First and foremost, a good meta description entices the user to click.
It does that both by the fact that it contains enticing, well readable text and the keyword or keyphrase, as that becomes bold in the search results.
Our view on that meta description really hasn’t changed that much over the years.
Way back in 2011, Joost wrote about attending an SMX panel titled “What’s really important for technical SEO?”.
In it was Jonathan Hochman. Jonathan touched on one of our pet peeves: he mentioned retro-fitting an old CMS to have meta descriptions, by auto-generating the meta description using the first 150 characters of each article.
We’re no fans of that solution.
As a matter of fact, it was one of the features in All in One SEO that Joost hated so much he decided to start building something better, being the very basis for our current Yoast SEO plugin.
Most of the time, the first paragraph of an article is an introduction leading towards the conclusion in the article.
It doesn’t contain a summary of the article or a trigger to continue to read.
At Yoast, we agreed on making that first paragraph into a combined intro and summary.
Our SEO analysis will tell you if the focus keyword you picked is in that first paragraph.
We really feel that the first paragraph of any article should be on-topic.
If you don’t make sure it is, the first 150 characters of your first paragraph are most probably not usable as a meta description.
It will most probably not even contain the focus keyword for your post.
That means you won’t get a bold for that term in the search result pages, nor would it be enticing to click on.
The reason we dislike this “auto-generation” idea so much, especially for content sites, is that it makes people think that SEO is something you can do on auto-pilot.
You simply can not.
For sure, a good SEO plugin can help you take care of the technical boundaries that might exist.
But creating link worthy content is the process that will help you get rankings, all the time.

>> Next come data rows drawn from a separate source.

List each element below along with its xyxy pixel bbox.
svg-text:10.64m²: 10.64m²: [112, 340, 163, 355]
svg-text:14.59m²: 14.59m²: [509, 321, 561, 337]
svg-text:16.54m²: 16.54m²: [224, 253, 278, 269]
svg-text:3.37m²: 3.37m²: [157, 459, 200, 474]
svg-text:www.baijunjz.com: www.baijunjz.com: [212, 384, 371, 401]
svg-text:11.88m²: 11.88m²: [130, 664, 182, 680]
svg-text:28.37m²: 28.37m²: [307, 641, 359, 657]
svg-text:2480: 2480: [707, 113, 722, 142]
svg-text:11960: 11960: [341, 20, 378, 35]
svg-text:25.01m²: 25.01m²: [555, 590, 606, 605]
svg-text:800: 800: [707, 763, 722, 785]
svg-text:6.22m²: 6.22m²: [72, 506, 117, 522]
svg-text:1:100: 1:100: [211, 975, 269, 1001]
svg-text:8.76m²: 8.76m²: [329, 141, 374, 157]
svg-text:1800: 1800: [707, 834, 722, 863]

Auto-generating a meta description has never served any purpose to anyone just yet.
One might argue that while auto-generating meta descriptions isn’t the best practice for SEO, it might help your social efforts.
On the other hand, for social media goes the same as for meta descriptions.
Poor snippets would get you low click-throughs too.
Using the first 150 characters as the description for your Facebook post is probably not the best practice either.
You should really write a decent description and/or excerpt for your posts, all the time.
It will help both your mentions in Google and on social media.